Our study confirms previous reports of the craniocervical predilection of levodopa induced dyskinesias.7,10,13,36 Furthermore, most of the dyskinesias found were dystonic. There is no clear explanation for the topographic predilection and dystonic nature of levodopa induced dyskinesias in MSA. Although the mechanism of levodopa induced dyskinesias is incompletely understood, an abnormal imbalance of activity in the indirect and direct putaminopallidal outflow systems, possibly related to levodopa induced changes in signal transaction in striatal medium spiny neurons, are thought to play an important part.37 In MSA-P degeneration in the caudal and dorsal part of the putamen, which receives topographical projections from cortical limb areas, may account for the lack of dyskinetic responses in the limbs when such patients are exposed to levodopa.

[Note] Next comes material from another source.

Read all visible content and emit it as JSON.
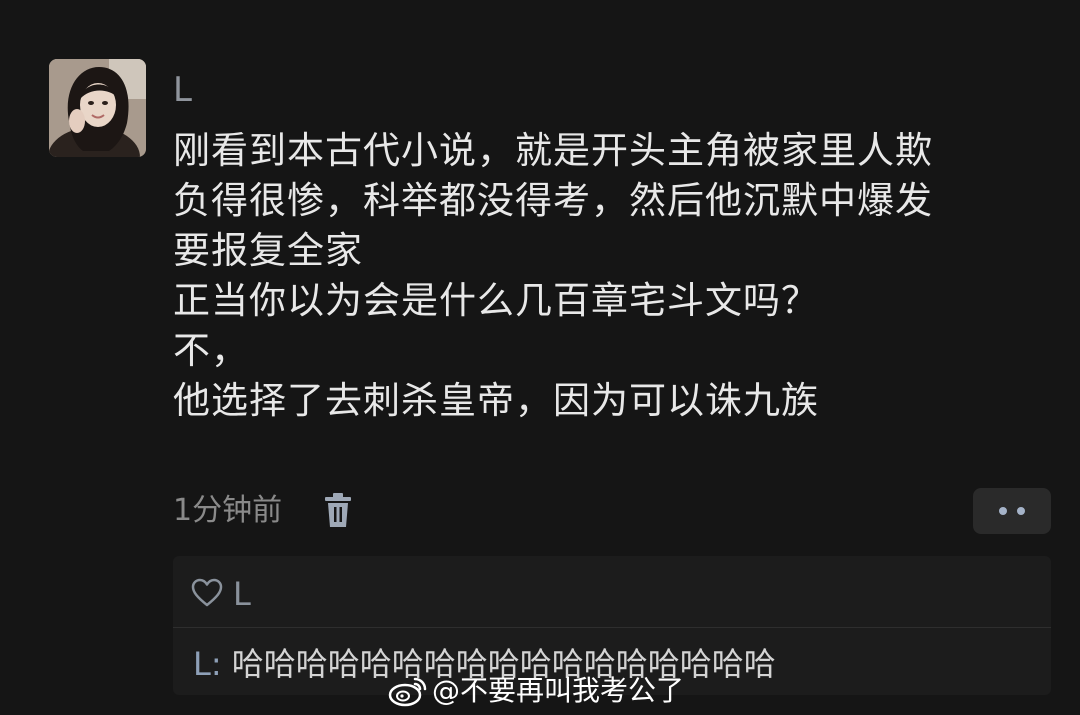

In early disease stages; however, the ventral putaminal region, related to facial projections, is relatively spared providing the substrate for a dystonic face and neck response to levodopa.14
It is interesting to note that levodopa induced on period dyskinesias when they affect the orofacial region seem to be dystonic both in MSA and PD.8 This may be linked to the normal motor physiology of craniocervical muscles, which are predominantly used for slower phasic movements as in physiological grimacing, speaking, or chewing and have to perform less ballistic rapid movements compared with the limbs.
In summary, this prospective clinical study suggests that dystonia is often encountered in untreated MSA-P. The predominant occurrence of levodopa induced dystonia in the craniocervical region is probably related to the topography of putaminal pathology in this disorder.